7. Meneroka

Naushad Bertram


🚫🛇🚫🛇🚫🛇🚫🛇

Aleno kini melihat sisi yang lain dari Bertram

Jika menemukan kesalahan penulisan silakan tinggalkan komentar

🚫🛇🚫🛇🚫🛇🚫🛇🚫

Aku datang ke indekos Bertram pukul tujuh malam, selepas sholat isya. Sesampainya di sana, yang membukakan pintu justru Ezra. Keetulan dia hendak pergi untuk bimbel. Ezra sempat bertanya kepadaku mencari siapa dan bertanya kenapa aku memakai sepatu basket dan celana pendek.

"Bertram mengajakku latihan di alun-alun untuk besok seleksi tim."

"Jadi?"

"Ya, Zaky memberiku kesempatan untuk ikut seleksi."

"Oke." Ezra menganggukan kepa seraya membukakan pagar untukku. "Tim futsal masih terbuka untuk kamu jika berubah pikiran." Ezra berjalan masuk kembali untuk menaiki sepeda motornya.

"Kalian sudah seleksi?"

Ezra mendatangiku dengan mengendarai motornya. Dia menggeleng. "Belum."

"Pemain cadangan di tim basket bukan masalah sih buat aku."

"Yasudah, itu keputusanmu." Aku masuk ke halaman rumah indekos ini saat Ezra menutup pagar. Motornya kini terpakir di luar. "Eh, Lek!"

Aku berbalik.

"Bertram masih tidur, kalian buat janji jam berapa?"

"Jam setengah delapan?"

"Ehm, kurasa dia gak akan bangun, tadi habis magrib dia langsung tidur."

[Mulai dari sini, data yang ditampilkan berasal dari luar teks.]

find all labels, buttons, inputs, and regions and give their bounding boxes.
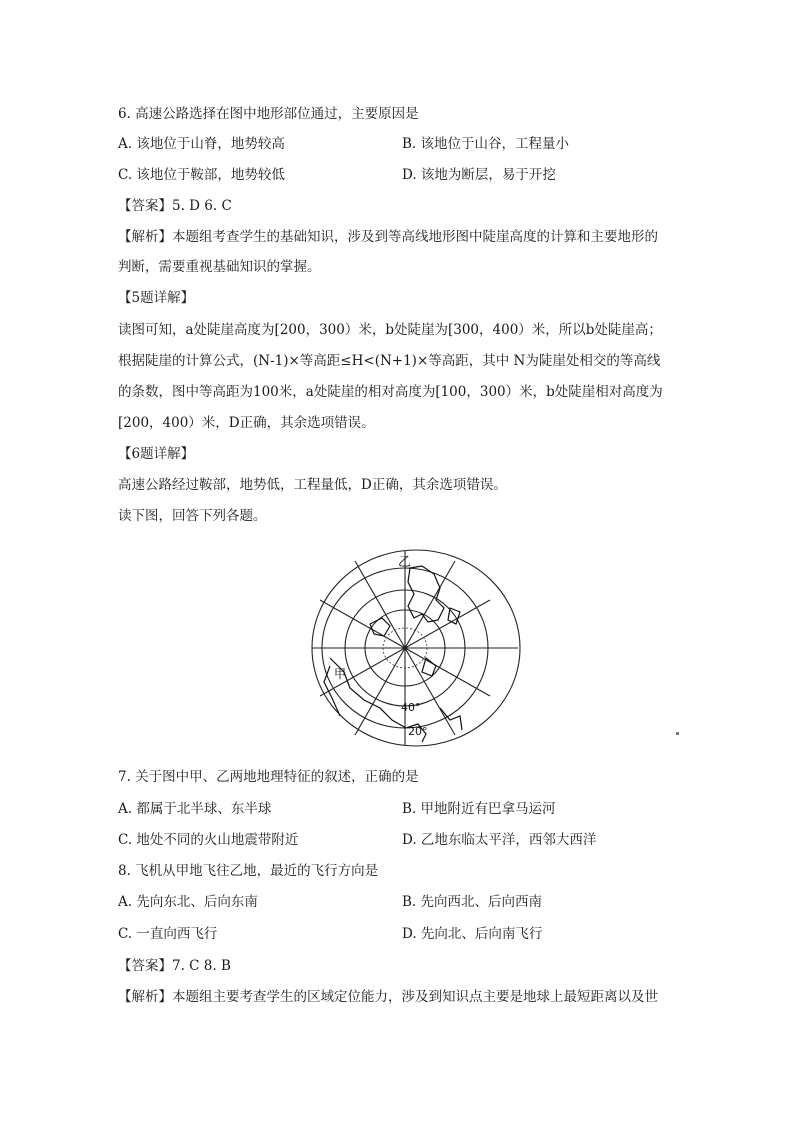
q6-stem: 6. 高速公路选择在图中地形部位通过，主要原因是 (118, 106, 419, 122)
map-label-jia: 甲 (334, 667, 347, 681)
detail-6-line1: 高速公路经过鞍部，地势低，工程量低，D正确，其余选项错误。 (118, 477, 507, 493)
detail-6-heading: 【6题详解】 (118, 446, 195, 462)
read-prompt: 读下图，回答下列各题。 (118, 508, 267, 524)
q6-option-a: A. 该地位于山脊，地势较高 (118, 136, 285, 152)
meridian-line (355, 648, 405, 735)
latitude-label-40: 40° (401, 701, 421, 714)
detail-5-line2: 根据陡崖的计算公式，(N-1)×等高距≤H<(N+1)×等高距，其中 N为陡崖处相交的等高线 (118, 353, 661, 369)
meridian-line (405, 561, 455, 648)
detail-5-heading: 【5题详解】 (118, 290, 195, 306)
polar-map-svg (310, 548, 522, 748)
q6-option-c: C. 该地位于鞍部，地势较低 (118, 167, 285, 183)
q8-option-c: C. 一直向西飞行 (118, 926, 218, 942)
q7-option-c: C. 地处不同的火山地震带附近 (118, 832, 299, 848)
answer-7-8: 【答案】7. C 8. B (118, 958, 231, 974)
answer-5-6: 【答案】5. D 6. C (118, 198, 232, 214)
q7-option-a: A. 都属于北半球、东半球 (118, 801, 272, 817)
stray-mark (676, 732, 679, 735)
q6-option-b: B. 该地位于山谷，工程量小 (402, 136, 570, 152)
island-outline-east (422, 658, 436, 676)
q8-option-d: D. 先向北、后向南飞行 (402, 926, 543, 942)
analysis-5-6-line2: 判断，需要重视基础知识的掌握。 (118, 259, 321, 275)
latitude-label-20: 20° (408, 725, 428, 738)
polar-map-figure (310, 548, 522, 748)
q7-stem: 7. 关于图中甲、乙两地地理特征的叙述，正确的是 (118, 769, 419, 785)
analysis-5-6-line1: 【解析】本题组考查学生的基础知识，涉及到等高线地形图中陡崖高度的计算和主要地形的 (118, 229, 658, 245)
detail-5-line1: 读图可知，a处陡崖高度为[200，300）米，b处陡崖为[300，400）米，所以b处陡崖高； (118, 322, 662, 338)
analysis-7-8-line1: 【解析】本题组主要考查学生的区域定位能力，涉及到知识点主要是地球上最短距离以及世 (118, 989, 658, 1005)
q7-option-d: D. 乙地东临太平洋，西邻大西洋 (402, 832, 597, 848)
detail-5-line3: 的条数，图中等高距为100米，a处陡崖的相对高度为[100，300）米，b处陡崖相对高度为 (118, 384, 663, 400)
q8-option-a: A. 先向东北、后向东南 (118, 894, 258, 910)
q8-stem: 8. 飞机从甲地飞往乙地，最近的飞行方向是 (118, 863, 379, 879)
q6-option-d: D. 该地为断层，易于开挖 (402, 167, 556, 183)
q8-option-b: B. 先向西北、后向西南 (402, 894, 543, 910)
map-label-yi: 乙 (398, 555, 412, 570)
detail-5-line4: [200，400）米，D正确，其余选项错误。 (118, 415, 375, 431)
q7-option-b: B. 甲地附近有巴拿马运河 (402, 801, 556, 817)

"Ha!" Bertram lupa dengan janjinya? Aku sudah keluarkan uang untuk pesan ojek online untuk ke sini.

"Pintu kamar aku kunci," tambah Ezra lalu melaju bersama motornya.

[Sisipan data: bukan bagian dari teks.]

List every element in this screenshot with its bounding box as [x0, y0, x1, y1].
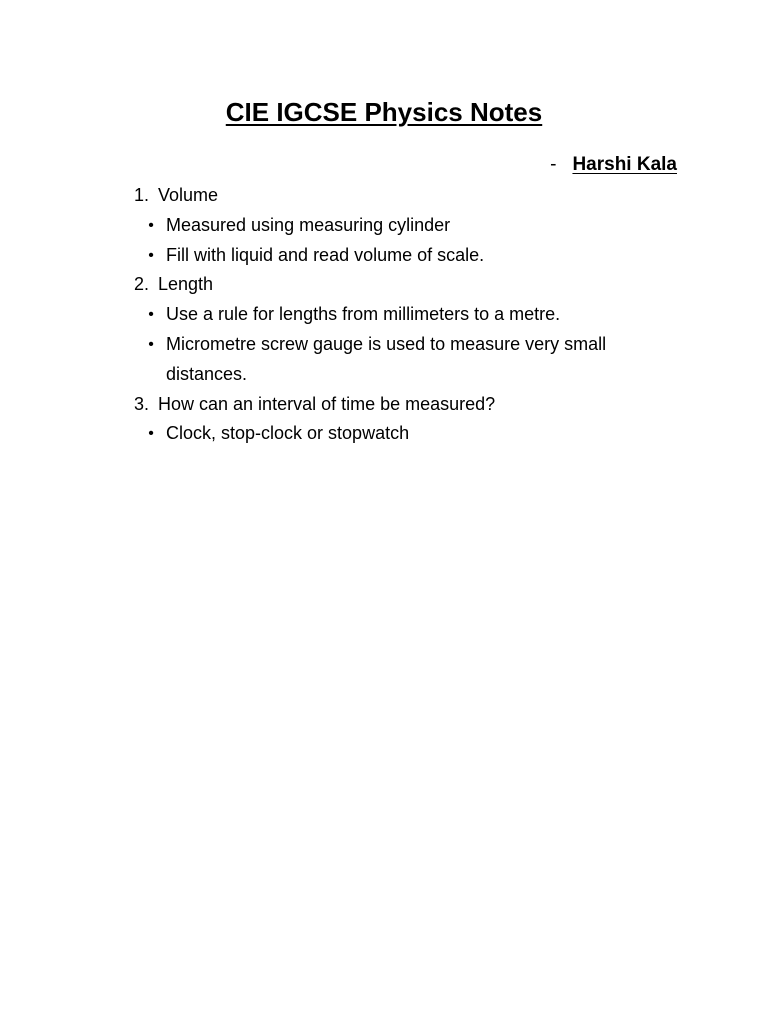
list-item: [134, 330, 694, 390]
bullet-text: Fill with liquid and read volume of scale.: [166, 244, 485, 265]
section-volume: [134, 181, 694, 270]
bullet-icon: •: [148, 306, 154, 324]
list-item: [134, 241, 694, 271]
section-title: How can an interval of time be measured?: [158, 393, 496, 414]
bullet-text: Use a rule for lengths from millimeters to a metre.: [166, 304, 561, 325]
bullet-icon: •: [148, 246, 154, 264]
bullet-list: [134, 300, 694, 389]
list-item: [134, 419, 694, 449]
bullet-text: Measured using measuring cylinder: [166, 214, 451, 235]
notes-content: [134, 181, 694, 449]
section-title: Volume: [158, 185, 219, 205]
section-number: 2.: [134, 274, 150, 295]
bullet-icon: •: [148, 335, 154, 353]
bullet-text: Clock, stop-clock or stopwatch: [166, 423, 410, 444]
bullet-list: [134, 419, 694, 449]
list-item: [134, 211, 694, 241]
section-time: [134, 390, 694, 450]
bullet-icon: •: [148, 216, 154, 234]
bullet-text: Micrometre screw gauge is used to measure very small distances.: [166, 333, 607, 384]
author-dash: -: [550, 154, 557, 175]
section-number: 1.: [134, 185, 150, 205]
author-line: [550, 151, 677, 179]
author-name: Harshi Kala: [572, 154, 677, 175]
section-length: [134, 270, 694, 389]
section-heading: [134, 181, 694, 211]
bullet-icon: •: [148, 425, 154, 443]
page-title: CIE IGCSE Physics Notes: [225, 97, 543, 127]
section-title: Length: [158, 274, 214, 295]
section-number: 3.: [134, 393, 150, 414]
bullet-list: [134, 211, 694, 271]
section-heading: [134, 390, 694, 420]
section-heading: [134, 270, 694, 300]
list-item: [134, 300, 694, 330]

"Hello terus, aku gimana?"

Aku masuk ke ruang tamu dan segera mencari kamar Bertram. Tadi siang saat makan siang dia bercerita kamarnya nomor satu dekt dengan ruang tamu. Tertulis di daun pintu nama Bertram dan Ezra. Kuketuk pintu itu dengan hati-hati. Beberapa kali aku menyebut nama Bertram. Aku juga mencoba membuka gangang pintu dan benar pintunya terkunci.

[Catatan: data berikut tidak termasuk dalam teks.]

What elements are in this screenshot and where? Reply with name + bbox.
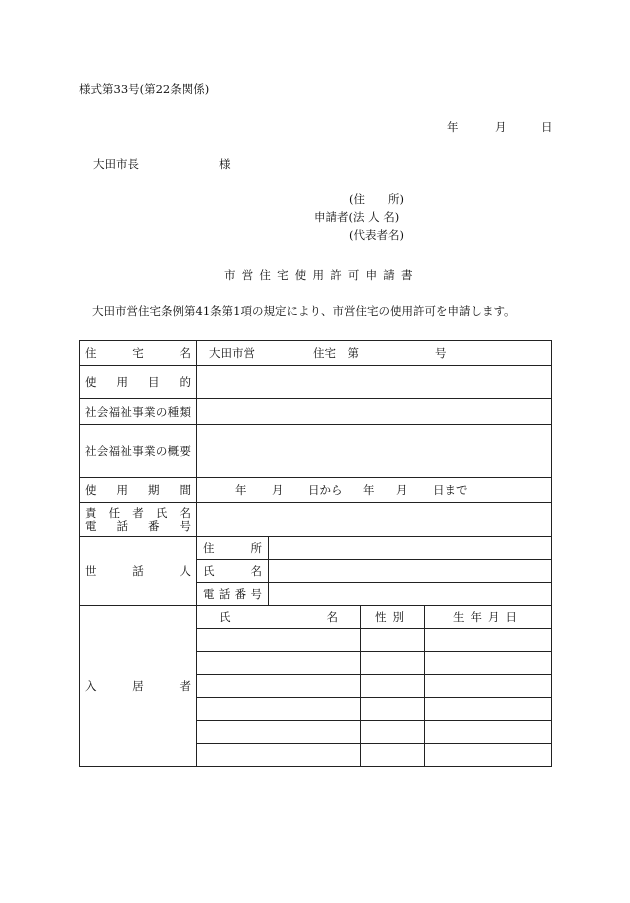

Aku mengeluarkan ponselku dari dalam waist bag. Nomor kontak Bertram tertera di bagian teratas catatan panggilan jadi aku tinggal memencetnya dan memulai panggilan. Terdengar suara nada dering di balik pintu kamarnya.

Serius! Tiga puluh menit yang lalu dia menelponku dan sekarang dia tidur?

"Bertram!" panggilku dengan keras. Sebenarnya aku takut kamar sebelah terganggu, tapi aku tidak mau rugi dua kali lipat harus pulang dengan ojol lagi. Tadi Bertram sempat bilang dia akan mengantarku pulang selesai latihan nanti.

"Bertramnya tidur kali?" Seseorang keluar dari kamar yang bersebrangan. "Jam segini dia pasti tidur, nanti jam-jam sembilan dia baru bangun."

Aku menggaruk kepala belakangku dengan frustasi.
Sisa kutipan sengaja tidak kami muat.